Seriously. Killing me.

Also, please tell me my kid is not the only freakishly morbid little focker out there. Like, wanting to talk about death and dead people, and describing various manners of death in disturbing detail. E.g., "Cowby, you bettah sit down on yo' buns o' you wiow fawl ovah on yo' head and cwack yo' skowl open." Or, "HaHA, Daddy! I killed you dead! You have no head! And all the bwood leaked out yo' bains [veins?] all ovah da flow!" And my personal favorite, "Cowby, you can nevah evah open da door when da car is moving o' ewse you might fawl out da car and get runned ovah and flattened out like a pancake and yo bwains wiow come out yo' eyebawlz." I have NO IDEA where he gets this shit. I mean, I do tend to be a bit alarmist about safety concerns but I swear to you, I have never said anything about brain matter and orbital cavities. Nor did he pick this up from Umi Zumi or Bubble Guppies or even the Lego Movie.

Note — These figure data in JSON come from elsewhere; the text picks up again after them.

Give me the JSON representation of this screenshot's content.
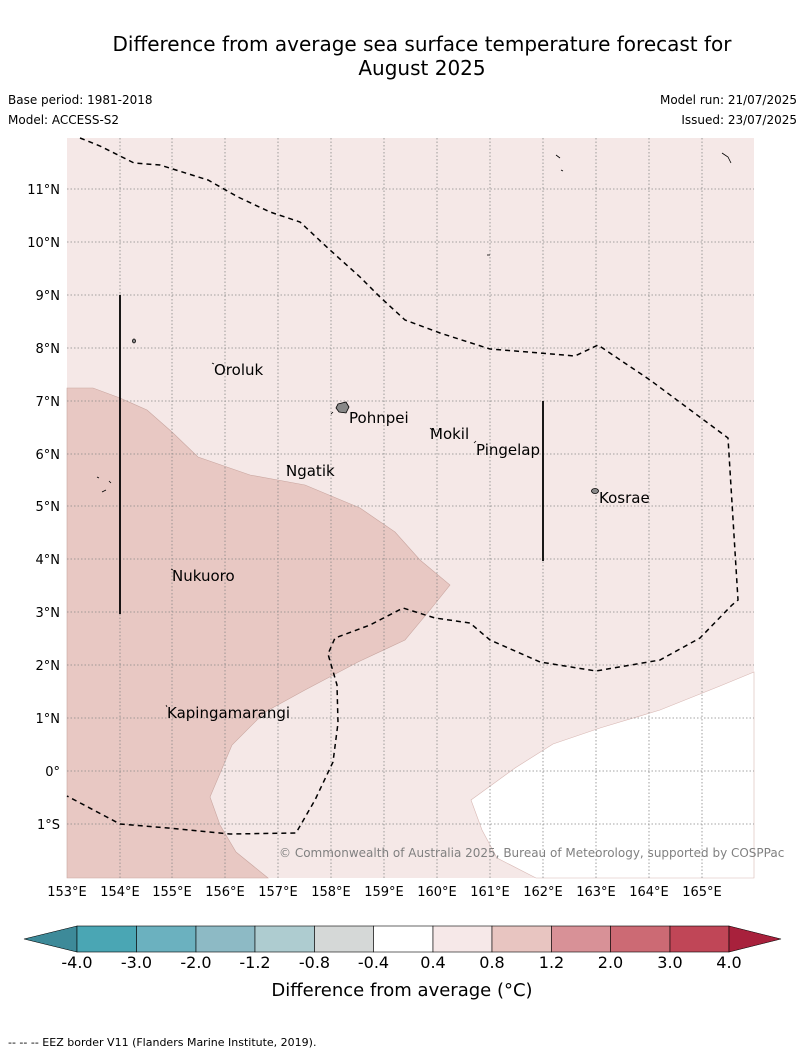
{
  "header": {
    "title_line1": "Difference from average sea surface temperature forecast for",
    "title_line2": "August 2025",
    "base_period": "Base period: 1981-2018",
    "model": "Model: ACCESS-S2",
    "model_run": "Model run: 21/07/2025",
    "issued": "Issued: 23/07/2025"
  },
  "map": {
    "lon_labels": [
      "153°E",
      "154°E",
      "155°E",
      "156°E",
      "157°E",
      "158°E",
      "159°E",
      "160°E",
      "161°E",
      "162°E",
      "163°E",
      "164°E",
      "165°E"
    ],
    "lat_labels": [
      "11°N",
      "10°N",
      "9°N",
      "8°N",
      "7°N",
      "6°N",
      "5°N",
      "4°N",
      "3°N",
      "2°N",
      "1°N",
      "0°",
      "1°S"
    ],
    "places": [
      "Oroluk",
      "Pohnpei",
      "Mokil",
      "Pingelap",
      "Ngatik",
      "Kosrae",
      "Nukuoro",
      "Kapingamarangi"
    ],
    "copyright": "© Commonwealth of Australia 2025, Bureau of Meteorology, supported by COSPPac",
    "colors": {
      "slight_warm": "#f5e8e7",
      "warm": "#e8c8c3",
      "neutral": "#ffffff"
    }
  },
  "colorbar": {
    "ticks": [
      "-4.0",
      "-3.0",
      "-2.0",
      "-1.2",
      "-0.8",
      "-0.4",
      "0.4",
      "0.8",
      "1.2",
      "2.0",
      "3.0",
      "4.0"
    ],
    "colors": [
      "#3d8a99",
      "#4aa6b4",
      "#6bb1bf",
      "#8dbac5",
      "#aeccd0",
      "#d5d8d7",
      "#ffffff",
      "#f6e8e8",
      "#e8c5c1",
      "#d89197",
      "#cc6a74",
      "#c04657",
      "#a8213c"
    ],
    "label": "Difference from average (°C)"
  },
  "footnote": "--  --  -- EEZ border V11 (Flanders Marine Institute, 2019)."
}
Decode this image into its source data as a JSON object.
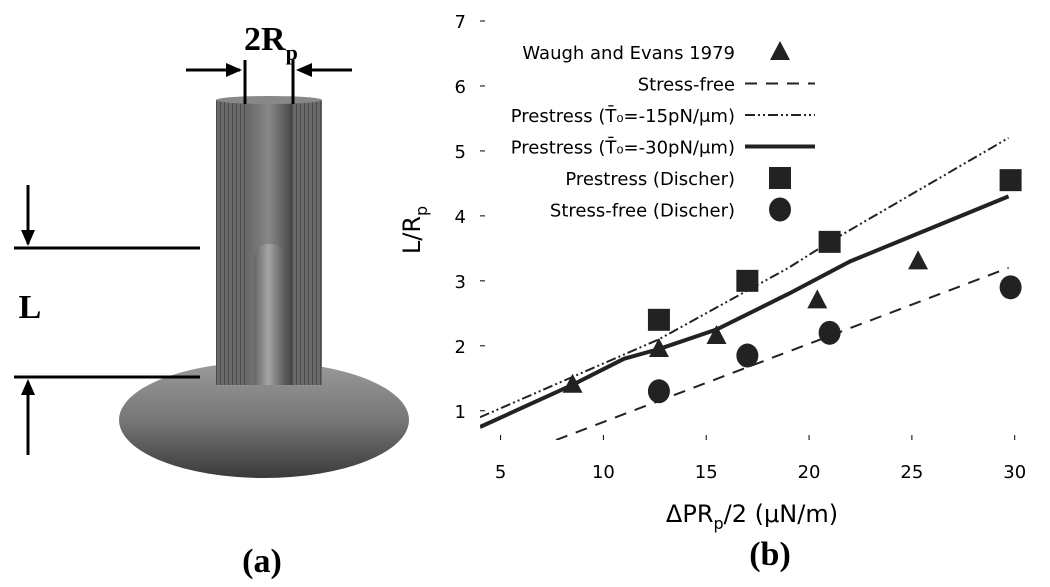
{
  "panel_a": {
    "width_label": [
      "2R",
      "p"
    ],
    "length_label": "L",
    "caption": "(a)"
  },
  "chart_data": {
    "type": "line",
    "caption": "(b)",
    "xlabel": [
      "ΔPR",
      "p",
      "/2 (μN/m)"
    ],
    "ylabel": [
      "L/R",
      "p"
    ],
    "xlim": [
      4,
      30.5
    ],
    "ylim": [
      0.55,
      7
    ],
    "xticks": [
      5,
      10,
      15,
      20,
      25,
      30
    ],
    "yticks": [
      1,
      2,
      3,
      4,
      5,
      6,
      7
    ],
    "series": [
      {
        "name": "Waugh and Evans 1979",
        "type": "scatter",
        "marker": "triangle",
        "color": "#222222",
        "x": [
          8.5,
          12.7,
          15.5,
          20.4,
          25.3
        ],
        "values": [
          1.4,
          1.95,
          2.15,
          2.7,
          3.3
        ]
      },
      {
        "name": "Stress-free",
        "type": "line",
        "dash": "dashed",
        "color": "#222222",
        "x": [
          7.7,
          29.7
        ],
        "values": [
          0.55,
          3.2
        ]
      },
      {
        "name": "Prestress (T̄₀=-15pN/μm)",
        "type": "line",
        "dash": "dashdot",
        "color": "#222222",
        "x": [
          4,
          12.7,
          19,
          21,
          29.7
        ],
        "values": [
          0.9,
          2.1,
          3.2,
          3.6,
          5.2
        ]
      },
      {
        "name": "Prestress (T̄₀=-30pN/μm)",
        "type": "line",
        "dash": "solid",
        "color": "#222222",
        "x": [
          4,
          8.5,
          11,
          12.7,
          15.5,
          19,
          22,
          29.7
        ],
        "values": [
          0.75,
          1.4,
          1.8,
          1.95,
          2.25,
          2.8,
          3.3,
          4.3
        ]
      },
      {
        "name": "Prestress (Discher)",
        "type": "scatter",
        "marker": "square",
        "color": "#222222",
        "x": [
          12.7,
          17,
          21,
          29.8
        ],
        "values": [
          2.4,
          3.0,
          3.6,
          4.55
        ]
      },
      {
        "name": "Stress-free (Discher)",
        "type": "scatter",
        "marker": "circle",
        "color": "#222222",
        "x": [
          12.7,
          17,
          21,
          29.8
        ],
        "values": [
          1.3,
          1.85,
          2.2,
          2.9
        ]
      }
    ]
  }
}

Oh, and what about inventing a complete alternate reality? (See above re: Jack's acquaintance with "Wandom Souzand-Hundwed Year-Owd Martian Who Weekends on Planet Erf.") The kid makes shit up ALL the time. He can tell some whoppers! Is this normal??? I mean. He's really very sweet. And I definitely hear all sorts of second-hand tall tales from his preschool buddies. So I'm just going to pretend you have a PhD in child psychology and you say, yes, he is totally fine, and not at all a sociopath-in-training. Thanks! Good talk!

ha! pretty sure this applies for all the ages.